日本地球惑星科学連合2014年大会

講演情報

口頭発表

セッション記号 S (固体地球科学) » S-VC 火山学

[S-VC51_29PM1] 火山の熱水系

2014年4月29日(火) 14:15 〜 16:00 312 (3F)

コンビーナ:*藤光 康宏(九州大学大学院工学研究院地球資源システム工学部門)、鍵山 恒臣(京都大学理学研究科)、大場 武(東海大学理学部化学科)、座長:藤光 康宏(九州大学大学院工学研究院地球資源システム工学部門)、大場 武(東海大学理学部化学科)

15:45 〜 16:00

[SVC51-P02_PG] 比抵抗構造探査によって推定された長野県・白骨温泉の熱水供給系

ポスター講演3分口頭発表枠

*山谷 祐介1茂木 透2 (1.産業技術総合研究所、2.北海道大学大学院理学研究院附属地震火山研究観測センター)

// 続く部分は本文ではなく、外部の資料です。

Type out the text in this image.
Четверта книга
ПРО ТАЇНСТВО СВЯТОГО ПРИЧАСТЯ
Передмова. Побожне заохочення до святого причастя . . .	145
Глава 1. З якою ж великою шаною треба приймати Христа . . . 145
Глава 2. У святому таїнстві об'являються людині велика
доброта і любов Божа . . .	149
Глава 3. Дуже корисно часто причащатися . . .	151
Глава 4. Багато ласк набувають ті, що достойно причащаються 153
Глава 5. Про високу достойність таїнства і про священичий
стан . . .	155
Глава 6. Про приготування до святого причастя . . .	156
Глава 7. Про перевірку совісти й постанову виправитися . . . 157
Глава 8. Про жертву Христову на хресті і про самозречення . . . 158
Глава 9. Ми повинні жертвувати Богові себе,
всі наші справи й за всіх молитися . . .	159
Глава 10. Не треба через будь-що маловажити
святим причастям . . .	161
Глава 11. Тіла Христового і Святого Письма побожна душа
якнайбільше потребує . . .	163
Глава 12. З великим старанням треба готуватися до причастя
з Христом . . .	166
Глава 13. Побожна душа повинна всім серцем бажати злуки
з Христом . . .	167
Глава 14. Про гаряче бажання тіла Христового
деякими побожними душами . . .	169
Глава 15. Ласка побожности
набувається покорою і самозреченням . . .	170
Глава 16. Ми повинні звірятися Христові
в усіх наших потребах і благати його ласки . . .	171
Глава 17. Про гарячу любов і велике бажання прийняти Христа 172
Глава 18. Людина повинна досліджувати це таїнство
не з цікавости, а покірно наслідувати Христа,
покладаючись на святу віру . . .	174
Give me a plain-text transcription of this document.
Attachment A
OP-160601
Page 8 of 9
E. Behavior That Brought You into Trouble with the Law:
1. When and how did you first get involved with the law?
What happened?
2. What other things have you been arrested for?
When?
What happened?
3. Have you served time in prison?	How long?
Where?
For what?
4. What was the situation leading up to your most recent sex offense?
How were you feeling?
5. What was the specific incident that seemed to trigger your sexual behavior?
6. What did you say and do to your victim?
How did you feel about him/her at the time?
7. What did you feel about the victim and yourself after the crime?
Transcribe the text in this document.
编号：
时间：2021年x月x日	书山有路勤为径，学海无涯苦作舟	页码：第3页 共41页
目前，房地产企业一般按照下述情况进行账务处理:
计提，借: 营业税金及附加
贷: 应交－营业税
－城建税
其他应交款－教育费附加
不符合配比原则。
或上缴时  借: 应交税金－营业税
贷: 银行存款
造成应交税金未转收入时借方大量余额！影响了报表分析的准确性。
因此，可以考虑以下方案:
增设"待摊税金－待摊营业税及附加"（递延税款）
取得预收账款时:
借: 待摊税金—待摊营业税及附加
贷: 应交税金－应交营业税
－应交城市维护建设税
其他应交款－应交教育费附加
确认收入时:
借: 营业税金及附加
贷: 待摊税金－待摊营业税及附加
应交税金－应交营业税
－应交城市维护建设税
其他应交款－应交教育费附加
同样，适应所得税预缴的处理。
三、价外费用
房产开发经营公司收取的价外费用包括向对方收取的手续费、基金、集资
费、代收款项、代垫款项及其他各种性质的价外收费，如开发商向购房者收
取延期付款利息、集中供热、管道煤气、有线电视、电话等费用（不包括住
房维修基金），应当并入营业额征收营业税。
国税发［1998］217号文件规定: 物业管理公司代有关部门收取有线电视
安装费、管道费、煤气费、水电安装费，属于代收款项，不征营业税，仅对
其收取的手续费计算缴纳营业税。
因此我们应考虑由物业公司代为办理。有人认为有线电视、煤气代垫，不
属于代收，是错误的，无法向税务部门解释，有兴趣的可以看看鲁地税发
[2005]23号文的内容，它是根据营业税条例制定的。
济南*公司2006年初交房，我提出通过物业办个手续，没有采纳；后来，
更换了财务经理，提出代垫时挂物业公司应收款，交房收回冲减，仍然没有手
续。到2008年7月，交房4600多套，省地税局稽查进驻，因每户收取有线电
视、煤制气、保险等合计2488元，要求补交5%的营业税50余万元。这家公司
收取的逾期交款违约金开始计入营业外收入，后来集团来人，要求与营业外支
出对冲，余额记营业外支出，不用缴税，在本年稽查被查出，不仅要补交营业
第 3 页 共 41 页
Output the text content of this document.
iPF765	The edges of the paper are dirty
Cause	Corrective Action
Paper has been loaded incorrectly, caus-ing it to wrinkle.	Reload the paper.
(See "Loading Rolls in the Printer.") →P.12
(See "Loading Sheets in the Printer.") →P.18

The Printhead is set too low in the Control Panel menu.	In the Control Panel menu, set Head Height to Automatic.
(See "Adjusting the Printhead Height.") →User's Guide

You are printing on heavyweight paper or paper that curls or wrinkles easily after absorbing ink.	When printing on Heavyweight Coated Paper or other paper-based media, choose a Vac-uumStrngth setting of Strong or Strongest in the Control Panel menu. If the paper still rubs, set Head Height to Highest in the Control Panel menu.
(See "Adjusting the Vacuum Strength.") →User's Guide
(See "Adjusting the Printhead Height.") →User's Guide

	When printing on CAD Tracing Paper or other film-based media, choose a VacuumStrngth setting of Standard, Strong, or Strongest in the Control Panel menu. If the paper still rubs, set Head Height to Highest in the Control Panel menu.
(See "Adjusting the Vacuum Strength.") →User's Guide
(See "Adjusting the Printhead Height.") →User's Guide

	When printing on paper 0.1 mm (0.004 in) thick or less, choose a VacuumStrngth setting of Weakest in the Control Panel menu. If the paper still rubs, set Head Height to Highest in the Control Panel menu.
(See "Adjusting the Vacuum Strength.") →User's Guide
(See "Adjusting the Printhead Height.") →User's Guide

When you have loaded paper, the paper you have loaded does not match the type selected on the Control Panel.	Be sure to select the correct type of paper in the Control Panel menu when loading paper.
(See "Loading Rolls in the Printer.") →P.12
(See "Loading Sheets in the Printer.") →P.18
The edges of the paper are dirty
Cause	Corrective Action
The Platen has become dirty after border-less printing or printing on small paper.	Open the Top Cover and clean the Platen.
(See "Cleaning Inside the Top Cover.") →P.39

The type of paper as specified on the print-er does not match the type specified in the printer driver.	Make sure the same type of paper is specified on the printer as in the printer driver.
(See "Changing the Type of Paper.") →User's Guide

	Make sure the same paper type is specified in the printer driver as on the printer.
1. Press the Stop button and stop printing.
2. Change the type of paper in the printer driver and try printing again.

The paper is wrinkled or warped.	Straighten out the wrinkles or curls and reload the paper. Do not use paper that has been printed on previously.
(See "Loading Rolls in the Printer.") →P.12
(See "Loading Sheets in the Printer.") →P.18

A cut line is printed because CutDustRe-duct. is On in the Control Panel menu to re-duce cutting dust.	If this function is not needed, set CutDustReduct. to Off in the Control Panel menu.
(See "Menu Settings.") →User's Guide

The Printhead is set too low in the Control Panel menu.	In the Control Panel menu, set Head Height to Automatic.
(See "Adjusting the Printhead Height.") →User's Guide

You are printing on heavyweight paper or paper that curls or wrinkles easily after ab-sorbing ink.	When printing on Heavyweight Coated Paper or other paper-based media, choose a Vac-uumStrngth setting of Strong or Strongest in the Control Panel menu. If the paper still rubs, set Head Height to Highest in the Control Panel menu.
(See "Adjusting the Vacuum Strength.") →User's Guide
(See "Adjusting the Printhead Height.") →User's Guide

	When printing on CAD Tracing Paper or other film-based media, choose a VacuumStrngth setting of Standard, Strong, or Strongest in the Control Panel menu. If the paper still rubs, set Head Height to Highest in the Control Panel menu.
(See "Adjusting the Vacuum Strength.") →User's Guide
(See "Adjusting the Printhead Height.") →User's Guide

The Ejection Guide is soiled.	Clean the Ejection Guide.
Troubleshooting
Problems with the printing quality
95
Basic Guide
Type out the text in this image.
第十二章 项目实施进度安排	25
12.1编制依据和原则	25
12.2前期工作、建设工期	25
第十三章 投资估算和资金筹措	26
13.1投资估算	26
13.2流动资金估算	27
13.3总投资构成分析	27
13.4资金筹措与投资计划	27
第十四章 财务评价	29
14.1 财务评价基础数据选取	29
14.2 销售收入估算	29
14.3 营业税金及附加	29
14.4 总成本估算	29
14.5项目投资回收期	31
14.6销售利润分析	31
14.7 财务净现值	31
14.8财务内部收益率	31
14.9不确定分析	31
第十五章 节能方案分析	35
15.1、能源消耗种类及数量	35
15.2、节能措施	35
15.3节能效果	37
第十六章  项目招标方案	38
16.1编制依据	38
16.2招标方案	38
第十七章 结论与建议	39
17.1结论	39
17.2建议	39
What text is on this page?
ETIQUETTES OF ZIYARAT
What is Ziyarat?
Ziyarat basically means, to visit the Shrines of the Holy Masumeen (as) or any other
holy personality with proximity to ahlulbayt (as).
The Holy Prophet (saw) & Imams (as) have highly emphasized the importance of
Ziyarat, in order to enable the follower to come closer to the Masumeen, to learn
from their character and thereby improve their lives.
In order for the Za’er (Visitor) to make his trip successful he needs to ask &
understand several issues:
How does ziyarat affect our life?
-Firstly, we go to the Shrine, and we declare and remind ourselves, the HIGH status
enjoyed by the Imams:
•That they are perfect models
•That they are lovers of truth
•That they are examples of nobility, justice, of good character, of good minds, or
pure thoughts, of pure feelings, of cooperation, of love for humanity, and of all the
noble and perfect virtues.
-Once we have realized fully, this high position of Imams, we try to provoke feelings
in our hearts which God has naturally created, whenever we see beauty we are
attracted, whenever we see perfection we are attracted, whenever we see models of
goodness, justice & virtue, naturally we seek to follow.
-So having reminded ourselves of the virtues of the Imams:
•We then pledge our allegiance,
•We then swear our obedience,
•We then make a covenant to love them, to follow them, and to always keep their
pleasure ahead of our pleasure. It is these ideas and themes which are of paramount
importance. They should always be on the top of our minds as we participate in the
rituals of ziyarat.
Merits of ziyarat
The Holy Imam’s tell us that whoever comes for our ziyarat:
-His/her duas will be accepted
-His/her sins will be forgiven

キーワード:温泉貯留層, 白骨温泉, 比抵抗, マグネトテルリク法, 地熱系

長野県西部の梓川流域には多数の温泉や噴気地などが存在し,顕著な地熱兆候を示している.そのうちの一つである白骨温泉は全国的にもよく知られた温泉で,その温泉水は複数の入浴施設に利用されている.付近には,温泉成分の炭酸水素塩が沈殿堆積して形成された噴湯丘や球状石灰岩が広く分布しており,古い時代から温泉が自然湧出していた痕跡を残している.
白骨温泉地域では,ボーリング調査や物理探査などはこれまでほとんど行われておらず,温泉水の供給系については明らかにされていなかった.供給源である温泉貯留層とその熱源の規模を把握することは,将来的な温泉の持続性や地熱エネルギー資源の把握のために有用である.このため,白骨温泉周辺の地熱系を議論する目的で,広帯域MT法による比抵抗構造探査を行った.測定は,白骨温泉をNNE-SSW方向に縦断する3 kmの測線に沿う6地点で行った.各地点で得られた見かけ比抵抗およびインピーダンス位相を使用し,2次元構造を仮定したインバージョン解析を行い,地下3 kmまでの比抵抗断面を推定した.
比抵抗構造は,おおよそ1—3000 Ωmの範囲をとり,鉛直方向,水平方向ともに変化に富んでいる.この地域の普通の比抵抗は数十—数百Ωmの範囲にあり,その中に地下水(熱水)が集まっているところに10 Ωm以下の低抵抗域が形成されているとみられる.白骨温泉直下の深さ400—1000 mと2000 m以深には顕著な低比抵抗体(3 Ωm以下)が見つかった.このうち浅部の低比抵抗体は,白骨温泉の温泉貯留層と考えられ,そこから断裂系に沿って熱水が地表まで上昇していると考えられる.特有の乳白色の温泉水は,表層近くに分布する石灰岩質の層を熱水が通過する過程で,その成分が溶解することが原因の一つと考えられる.一方,深部の低比抵抗体は,温泉の熱源となる高温の領域を示していると見られ,現在に至るまで高温を維持した貫入岩体を示している可能性がある.
比抵抗断面は,この地域を北西—南東方向に走る活断層である境峠断層を横切っている.地表断層の直下は,周囲に比べて高比抵抗と推定された.一般的に,断層の周辺は,透水性の高い破砕帯に水が浸入して低比抵抗となることが多い.それに対してここでは高比抵抗であるので,境峠断層の複数の活動セグメントのうち,断層活動後に地下水が衰退し,破砕帯が固着している一部分を見ている可能性がある.